Reputation: 489
I am (very) new to AWS and Spark in general, and I'm trying to run a notebook instance in Amazon EMR. When I try to import pyspark to start a session and load data from s3, I get the error No module named 'pyspark'. The cluster I created had the Spark option filled, what am I doing wrong?
Upvotes: 4
Views: 7055
Reputation: 1
You Could try using the findspark library. Could pip install findspark and below code in your jupyter.
import findspark
findspark.init()
%load_ext sparksql_magic
%config SparkSql.limit=200
Upvotes: 0
Reputation: 15233
You can open jupyter lab notebook and select new spark notebook from there. This will initiate the spark context automatically for you.
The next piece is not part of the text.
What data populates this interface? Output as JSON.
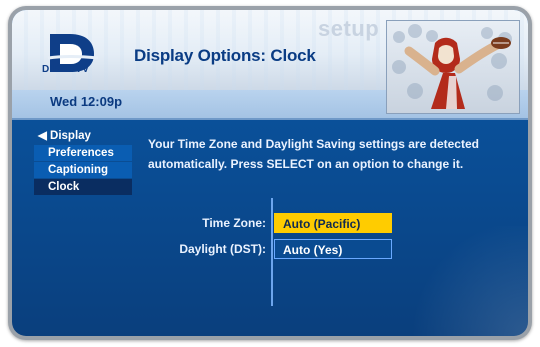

Or you can open Jupyter notebook and load spark app by %%spark
Upvotes: 1
Reputation: 489
The only solution that worked for me was to change the notebook kernel to the PySpark kernel, then changing the bootstrap action to install packages (in python version3.6) that are not by default in the pyspark kernel:
#!/bin/bash
sudo python3.6 -m pip install numpy \
matplotlib \
pandas \
seaborn \
pyspark
Apparently by default it installs to python 2.7.16, so it outputs no error message but you can't import the modules because the spark env uses Python 2.7.16.
Upvotes: 4